𝗞𝗼𝘂𝗺𝗯𝗲𝗺 𝗦𝗶𝗯𝗶𝗿𝗶 𝗔𝗺𝗮𝗱E, 𝗹𝗲 𝗺𝗮ë𝗲𝘂𝘁𝗶𝗰𝗶𝗲𝗻 𝗾𝘂𝗶 𝗳𝗮𝗶𝘁 𝘁𝗿𝗶𝗼𝗺𝗽𝗵𝗲𝗿 𝗹𝗮 𝘃𝗶𝗲 à 𝗠𝗮𝘁𝗶𝗮𝗰𝗼𝗮𝗹𝗶
Il y a des héros qui ne portent ni uniforme ni arme. Ils portent une blouse et choisissent, chaque jour, de rester là où la Nation a besoin d’eux.
À plus de cent kilomètres des villages les plus reculés de la région du Goulmou, dans une commune longtemps éprouvée par l’insécurité, Koumbem Sibiri Amadé veille sur les femmes enceintes de Matiacoali depuis février 2020. Maïeuticien d’État et responsable de la maternité du Centre médical avec antenne chirurgicale (CMA) de Matiacoali, il fait partie de ces agents de santé qui ont décidé de servir, malgré les difficultés.
Originaire de Seguedin , dans la commune de Nanoro, il quitte son village en 2008 pour poursuivre ses études à Bobo-Dioulasso.
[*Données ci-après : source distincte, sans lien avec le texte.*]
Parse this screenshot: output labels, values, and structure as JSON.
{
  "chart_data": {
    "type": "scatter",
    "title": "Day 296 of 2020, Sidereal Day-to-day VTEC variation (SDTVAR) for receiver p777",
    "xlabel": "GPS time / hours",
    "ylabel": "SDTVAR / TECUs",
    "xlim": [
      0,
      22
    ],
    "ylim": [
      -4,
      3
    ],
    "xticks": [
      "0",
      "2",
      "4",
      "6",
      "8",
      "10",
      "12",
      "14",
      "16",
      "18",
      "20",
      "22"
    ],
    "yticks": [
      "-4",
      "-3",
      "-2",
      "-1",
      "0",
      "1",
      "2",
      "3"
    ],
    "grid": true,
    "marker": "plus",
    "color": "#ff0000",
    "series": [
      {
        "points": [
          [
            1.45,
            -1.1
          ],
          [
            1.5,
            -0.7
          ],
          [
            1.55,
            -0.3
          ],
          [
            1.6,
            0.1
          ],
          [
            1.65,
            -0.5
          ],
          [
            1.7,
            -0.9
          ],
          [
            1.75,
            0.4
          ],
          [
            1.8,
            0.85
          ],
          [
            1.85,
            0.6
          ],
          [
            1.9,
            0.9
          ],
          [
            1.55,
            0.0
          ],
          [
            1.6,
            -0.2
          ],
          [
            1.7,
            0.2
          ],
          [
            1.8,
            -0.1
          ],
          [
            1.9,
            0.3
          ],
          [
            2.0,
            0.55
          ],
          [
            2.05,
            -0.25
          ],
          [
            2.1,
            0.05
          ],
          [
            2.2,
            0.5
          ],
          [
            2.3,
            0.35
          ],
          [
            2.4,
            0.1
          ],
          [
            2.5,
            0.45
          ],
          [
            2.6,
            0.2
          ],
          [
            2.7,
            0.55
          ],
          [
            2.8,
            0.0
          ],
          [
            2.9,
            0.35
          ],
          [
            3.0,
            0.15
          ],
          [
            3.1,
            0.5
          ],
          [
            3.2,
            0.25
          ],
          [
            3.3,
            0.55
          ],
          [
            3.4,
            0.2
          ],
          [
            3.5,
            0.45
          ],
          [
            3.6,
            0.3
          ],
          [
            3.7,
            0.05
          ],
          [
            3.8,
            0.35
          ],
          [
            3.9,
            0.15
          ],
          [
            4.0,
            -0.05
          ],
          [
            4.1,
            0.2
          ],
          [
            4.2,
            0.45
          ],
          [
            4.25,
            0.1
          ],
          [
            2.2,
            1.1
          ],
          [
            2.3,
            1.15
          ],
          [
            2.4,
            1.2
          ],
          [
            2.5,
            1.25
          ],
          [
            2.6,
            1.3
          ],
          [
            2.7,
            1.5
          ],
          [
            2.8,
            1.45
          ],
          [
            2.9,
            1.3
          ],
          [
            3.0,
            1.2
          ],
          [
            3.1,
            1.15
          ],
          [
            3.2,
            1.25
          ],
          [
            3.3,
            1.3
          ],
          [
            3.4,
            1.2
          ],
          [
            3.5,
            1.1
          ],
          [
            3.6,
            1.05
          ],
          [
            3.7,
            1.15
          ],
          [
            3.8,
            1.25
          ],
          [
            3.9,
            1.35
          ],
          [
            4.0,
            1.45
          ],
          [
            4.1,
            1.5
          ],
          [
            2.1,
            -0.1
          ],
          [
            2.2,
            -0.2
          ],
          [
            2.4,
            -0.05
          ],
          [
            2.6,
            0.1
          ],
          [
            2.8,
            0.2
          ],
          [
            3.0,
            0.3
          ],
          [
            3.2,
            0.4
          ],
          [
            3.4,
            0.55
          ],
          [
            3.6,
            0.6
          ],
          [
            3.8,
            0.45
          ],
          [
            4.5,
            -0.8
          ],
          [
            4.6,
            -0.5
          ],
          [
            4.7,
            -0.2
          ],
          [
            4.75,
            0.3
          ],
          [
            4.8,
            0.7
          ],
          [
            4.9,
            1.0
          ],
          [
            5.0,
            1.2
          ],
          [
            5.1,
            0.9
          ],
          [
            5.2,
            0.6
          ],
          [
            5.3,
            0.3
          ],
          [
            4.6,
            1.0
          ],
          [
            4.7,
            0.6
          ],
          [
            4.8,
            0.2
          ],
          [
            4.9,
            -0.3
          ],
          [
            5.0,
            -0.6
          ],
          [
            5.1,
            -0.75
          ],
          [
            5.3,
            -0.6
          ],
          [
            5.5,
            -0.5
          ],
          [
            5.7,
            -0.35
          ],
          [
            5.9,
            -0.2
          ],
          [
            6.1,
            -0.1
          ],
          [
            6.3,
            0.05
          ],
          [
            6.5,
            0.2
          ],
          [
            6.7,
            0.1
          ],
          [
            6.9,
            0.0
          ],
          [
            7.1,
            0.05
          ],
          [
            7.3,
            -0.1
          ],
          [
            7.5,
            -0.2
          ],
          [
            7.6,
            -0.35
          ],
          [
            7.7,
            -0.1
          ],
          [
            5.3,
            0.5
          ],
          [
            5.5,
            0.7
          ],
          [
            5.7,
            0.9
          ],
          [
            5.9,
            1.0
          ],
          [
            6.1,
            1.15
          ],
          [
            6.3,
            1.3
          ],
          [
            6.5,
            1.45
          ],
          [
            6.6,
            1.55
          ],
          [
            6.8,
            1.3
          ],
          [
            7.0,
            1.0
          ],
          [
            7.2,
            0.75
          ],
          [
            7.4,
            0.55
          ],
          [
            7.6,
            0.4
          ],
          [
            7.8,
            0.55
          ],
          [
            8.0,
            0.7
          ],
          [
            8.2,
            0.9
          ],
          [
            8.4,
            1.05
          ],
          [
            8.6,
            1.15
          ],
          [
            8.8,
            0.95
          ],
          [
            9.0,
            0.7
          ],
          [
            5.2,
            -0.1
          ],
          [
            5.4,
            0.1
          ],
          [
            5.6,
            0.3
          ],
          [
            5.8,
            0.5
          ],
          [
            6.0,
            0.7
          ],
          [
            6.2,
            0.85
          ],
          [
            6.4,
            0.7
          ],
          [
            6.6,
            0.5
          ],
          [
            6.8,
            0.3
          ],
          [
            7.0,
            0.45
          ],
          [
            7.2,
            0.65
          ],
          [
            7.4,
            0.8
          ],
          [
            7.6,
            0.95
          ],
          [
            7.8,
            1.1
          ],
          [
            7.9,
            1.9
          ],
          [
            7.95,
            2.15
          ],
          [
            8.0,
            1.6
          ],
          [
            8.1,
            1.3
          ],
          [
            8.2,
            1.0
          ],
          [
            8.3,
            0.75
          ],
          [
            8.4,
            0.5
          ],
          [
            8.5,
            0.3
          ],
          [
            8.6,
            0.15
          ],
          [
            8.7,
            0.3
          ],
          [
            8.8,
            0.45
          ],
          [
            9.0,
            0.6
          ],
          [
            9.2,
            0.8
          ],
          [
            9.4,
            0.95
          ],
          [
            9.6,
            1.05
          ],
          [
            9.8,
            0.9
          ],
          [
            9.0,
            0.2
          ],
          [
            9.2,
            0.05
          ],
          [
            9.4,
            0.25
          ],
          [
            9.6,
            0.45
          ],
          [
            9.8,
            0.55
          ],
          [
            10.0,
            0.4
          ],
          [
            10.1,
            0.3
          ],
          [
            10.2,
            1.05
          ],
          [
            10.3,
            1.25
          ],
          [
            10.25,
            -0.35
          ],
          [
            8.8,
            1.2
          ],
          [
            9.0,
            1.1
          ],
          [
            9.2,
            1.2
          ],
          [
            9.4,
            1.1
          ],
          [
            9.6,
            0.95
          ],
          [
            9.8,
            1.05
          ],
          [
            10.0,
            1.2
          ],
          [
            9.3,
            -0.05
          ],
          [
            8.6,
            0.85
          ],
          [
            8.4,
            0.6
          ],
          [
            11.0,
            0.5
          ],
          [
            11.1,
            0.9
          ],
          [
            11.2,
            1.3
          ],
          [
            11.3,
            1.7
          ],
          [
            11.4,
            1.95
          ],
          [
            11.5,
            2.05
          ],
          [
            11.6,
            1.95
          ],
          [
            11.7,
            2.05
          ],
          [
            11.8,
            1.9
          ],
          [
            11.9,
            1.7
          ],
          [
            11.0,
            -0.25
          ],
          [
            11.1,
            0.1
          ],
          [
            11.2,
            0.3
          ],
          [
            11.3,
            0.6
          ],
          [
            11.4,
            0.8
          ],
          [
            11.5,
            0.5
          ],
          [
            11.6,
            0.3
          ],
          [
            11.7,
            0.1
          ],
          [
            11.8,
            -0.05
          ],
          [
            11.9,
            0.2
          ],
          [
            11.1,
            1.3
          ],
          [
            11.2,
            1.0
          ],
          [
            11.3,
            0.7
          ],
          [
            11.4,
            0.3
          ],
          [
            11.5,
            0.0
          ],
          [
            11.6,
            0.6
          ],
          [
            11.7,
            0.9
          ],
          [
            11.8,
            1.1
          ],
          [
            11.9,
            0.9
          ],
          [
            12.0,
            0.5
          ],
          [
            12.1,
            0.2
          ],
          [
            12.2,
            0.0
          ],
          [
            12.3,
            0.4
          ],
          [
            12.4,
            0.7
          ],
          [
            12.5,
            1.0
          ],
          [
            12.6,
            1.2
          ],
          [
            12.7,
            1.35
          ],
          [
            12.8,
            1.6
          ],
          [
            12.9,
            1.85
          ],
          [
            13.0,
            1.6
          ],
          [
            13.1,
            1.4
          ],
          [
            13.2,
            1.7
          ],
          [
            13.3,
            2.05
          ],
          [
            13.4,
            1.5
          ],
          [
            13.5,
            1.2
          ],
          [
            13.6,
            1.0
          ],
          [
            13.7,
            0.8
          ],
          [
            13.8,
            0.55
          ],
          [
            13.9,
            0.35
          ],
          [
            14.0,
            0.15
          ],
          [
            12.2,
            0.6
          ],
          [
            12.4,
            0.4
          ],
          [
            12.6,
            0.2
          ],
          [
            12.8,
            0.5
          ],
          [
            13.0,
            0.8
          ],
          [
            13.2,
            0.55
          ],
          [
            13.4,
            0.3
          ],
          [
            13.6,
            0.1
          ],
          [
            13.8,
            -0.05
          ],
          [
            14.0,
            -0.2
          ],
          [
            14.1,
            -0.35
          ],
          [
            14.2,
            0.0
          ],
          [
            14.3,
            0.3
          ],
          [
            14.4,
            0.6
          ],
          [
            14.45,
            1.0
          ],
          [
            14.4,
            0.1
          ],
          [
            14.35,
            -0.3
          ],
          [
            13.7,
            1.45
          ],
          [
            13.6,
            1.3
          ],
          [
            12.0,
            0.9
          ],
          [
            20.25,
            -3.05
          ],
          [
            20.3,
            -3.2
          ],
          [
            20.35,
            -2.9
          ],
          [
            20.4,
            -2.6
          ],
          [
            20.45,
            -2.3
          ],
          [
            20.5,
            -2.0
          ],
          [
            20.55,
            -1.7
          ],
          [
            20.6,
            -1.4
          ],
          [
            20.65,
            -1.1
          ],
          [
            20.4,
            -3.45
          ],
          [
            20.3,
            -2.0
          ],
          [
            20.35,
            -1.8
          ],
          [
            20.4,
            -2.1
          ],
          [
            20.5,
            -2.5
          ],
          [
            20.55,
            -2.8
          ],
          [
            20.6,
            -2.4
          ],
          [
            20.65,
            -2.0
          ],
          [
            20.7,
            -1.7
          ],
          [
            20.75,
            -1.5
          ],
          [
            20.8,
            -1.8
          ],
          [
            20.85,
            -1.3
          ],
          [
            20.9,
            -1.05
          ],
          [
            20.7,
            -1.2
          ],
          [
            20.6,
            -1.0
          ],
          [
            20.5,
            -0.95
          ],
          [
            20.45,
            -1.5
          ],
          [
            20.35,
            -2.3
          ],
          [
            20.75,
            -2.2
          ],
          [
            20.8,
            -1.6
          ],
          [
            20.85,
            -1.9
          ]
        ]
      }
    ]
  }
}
En 2016, admis à quatre concours directs de la Fonction publique, il choisit la santé, convaincu que sa vocation est d’aider à donner la vie. Trois années de formation plus tard, il est affecté à Matiacoali, où il prend service en février 2020.
À son arrivée, le contexte est particulièrement difficile. Plusieurs centres de santé des environs sont fermés et les femmes enceintes affluent de toute la commune, mais aussi de Kantchari, de Diapaga et de villages parfois situés à plus de cent kilomètres. Chaque semaine, son équipe reçoit en moyenne une vingtaine de grossesses pathologiques : anémies sévères, paludisme, prééclampsie, hypertension artérielle, menaces d’accouchement prématuré… Pendant longtemps, la seule solution consistait à évacuer les patientes vers Fada N’Gourma, au prix de longs trajets, souvent risqués.
« Cela nous affectait énormément. Nous savions que chaque minute comptait », confie-t-il.
Le 22 juin 2026 marque un tournant historique. Grâce à la mise en service du bloc opératoire de Matiacoali, les premières césariennes peuvent enfin être réalisées sur place. En un peu plus de deux semaines, 17 césariennes sont pratiquées avec succès.
Pour le jeune maïeuticien, cette infrastructure change tout.
« Imaginons que ces 17 femmes aient dû être évacuées à Fada dans les conditions que nous connaissons… Ce bloc opératoire est un immense soulagement pour toute la commune et ses environs. »
Mais derrière le professionnel se cache aussi un homme qui consent de lourds sacrifices.
Depuis plusieurs mois, Koumbem Sibiri Amadé n’a pas revu son épouse ni sa famille, restées à Bobo-Dioulasso. Pendant qu’il poursuit sa mission auprès des populations, son épouse assume seule les responsabilités du foyer.
« Elle joue souvent le rôle de père pendant mes longues absences. C’est grâce à son soutien que je peux continuer à servir ici. »
Malgré l’éloignement, la charge de travail et les conditions de vie difficiles, il ne songe pas à abandonner. « Sauver une vie est le plus grand bonheur pour un agent de santé. Pour un maïeuticien, c’est une immense fierté. »
Reconnaissant envers ses collègues, ses responsables, les partenaires techniques et les populations de Matiacoali, il considère que chaque naissance réussie est une victoire collective.
À travers le parcours de Koumbem Sibiri Amadé, c’est l’engagement silencieux de centaines d’agents de santé qui exercent dans les zones les plus difficiles du Burkina Faso que le ministère de la Santé souhaite mettre en lumière. Des femmes et des hommes qui, loin des projecteurs, continuent chaque jour d’écrire l’une des plus belles pages du service public : celle du dévouement au service de la vie.